Ryan Ferguson’s appeal of his 2005 conviction in the murder of Columbia Daily Tribune sports editor Kent Heitholt hinges on credibility — that of a dog used to track blood from the crime scene.
Ferguson, 22, was found guilty of first-degree robbery and second-degree murder on Oct. 21, 2005, by a Lincoln County jury. Boone County Circuit Judge Ellen Roper sentenced him to 40 years imprisonment for his role in the 2001 murder of Heitholt.
Charles. T. Erickson, 22, was sentenced to 25 years imprisonment for his role in the slaying.
Heitholt was found beaten and strangled to death in the Tribune’s parking lot in the early morning hours of Nov. 1, 2001, by two maintenance workers. More than two years later, Erickson told police that he had begun having “snapshot” memories of the slaying and believed he and Ferguson committed the crime. They were 17-year-old students at Rock Bridge High School at the time of the slaying.
On Wednesday, Ferguson’s attorney, Public Defender Ellen Flottman, argued before a three-judge panel of the Missouri Western District Court of Appeals that Ferguson was denied a fair trial because his attorney was not given the chance to call the canine officer or either of the two officers that accompanied the K-9 unit the night of Heitholt’s slaying.
At the scene, the police used a dog to follow the path of the killer, who had stepped in a pool of Heitholt’s blood. But Erickson’s statements about the path he and Ferguson took after the killing differed from police testimony about the path the police dog followed.
Had the canine officer or either of the two other officers been allowed to testify, Flottman argued, they could have testified about the dog’s credibility — its training, its behavior that night and its proficiency in tracking blood.
But Assistant Missouri Attorney General Shaun Mackelprang told the court that there was plenty of evidence at Ferguson’s trial that the canine unit took a different route than the one described by Erickson. Furthermore, he argued, the trial court was right in refusing to allow the canine officer or the other two officers to testify because Ferguson’s trial lawyer waited until too long to ask the court to allow their testimony. Mackelprang added that had the testimony been allowed, the prosecution would not have had time to prepare to cross-examine the officers.

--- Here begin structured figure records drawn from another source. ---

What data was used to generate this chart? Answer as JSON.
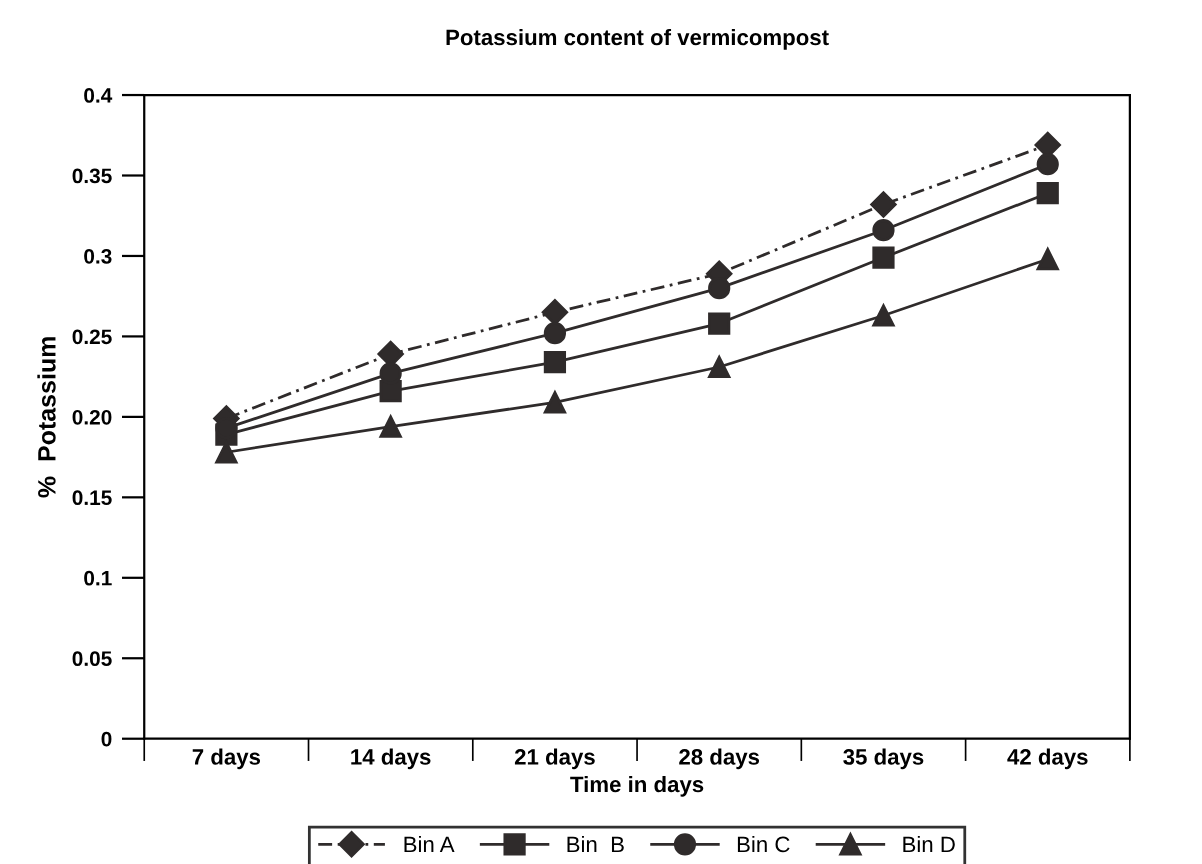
{
  "chart_data": {
    "type": "line",
    "title": "Potassium content of vermicompost",
    "xlabel": "Time in days",
    "ylabel": "%  Potassium",
    "categories": [
      "7 days",
      "14 days",
      "21 days",
      "28 days",
      "35 days",
      "42 days"
    ],
    "series": [
      {
        "name": "Bin A",
        "color": "#2f2b2b",
        "marker": "diamond",
        "line_style": "dashed",
        "values": [
          0.199,
          0.239,
          0.265,
          0.289,
          0.332,
          0.369
        ]
      },
      {
        "name": "Bin  B",
        "color": "#2f2b2b",
        "marker": "square",
        "line_style": "solid",
        "values": [
          0.189,
          0.216,
          0.234,
          0.258,
          0.299,
          0.339
        ]
      },
      {
        "name": "Bin C",
        "color": "#2f2b2b",
        "marker": "circle",
        "line_style": "solid",
        "values": [
          0.193,
          0.227,
          0.252,
          0.28,
          0.316,
          0.357
        ]
      },
      {
        "name": "Bin D",
        "color": "#2f2b2b",
        "marker": "triangle",
        "line_style": "solid",
        "values": [
          0.178,
          0.194,
          0.209,
          0.231,
          0.263,
          0.298
        ]
      }
    ],
    "ylim": [
      0,
      0.4
    ],
    "yticks": [
      0,
      0.05,
      0.1,
      0.15,
      {
        "value": 0.2,
        "label": "0.20"
      },
      0.25,
      0.3,
      0.35,
      0.4
    ],
    "grid": false,
    "legend": "bottom"
  }
}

In several instances, Erickson’s statements to police were inconsistent with the physical evidence in the case. By the time Ferguson went on trial, Erickson had agreed to testify against him in exchange for a reduced sentence for his role in the slaying. At trial, Erickson testified that he and Ferguson took a path that followed the police dog’s path more closely.
Flottman also raised the issue of the instructions to the jury, which was told that a criminal defendant’s intoxication doesn’t lessen his responsibility for his actions. She told the judges that there was no evidence that Ferguson was intoxicated. In her written motion for appeal, Flottman said the instruction led to a “miscarriage of justice, because it likely confused the jury or misled them to believe that Ryan admitted some wrongdoing and was attempting to escape liability based on intoxication.”
But Mackelprang argued that Erickson testified that Ferguson had been drinking that night, and that the jury could infer that he was intoxicated based on that testimony.
After the hearing, which lasted just over half an hour, Ferguson’s parents said they were pleased with Flottman’s argument of the appeal and were anxious to hear the ruling.
“I’m hoping the panel of judges can see through some of the lies and deception,” said Leslie Ferguson, Ryan Ferguson’s mother.
No one from the Heitholt family was in the courtroom for the hearing.
The court is likely to decide within three to six months whether to order a new trial for Ferguson or uphold his conviction.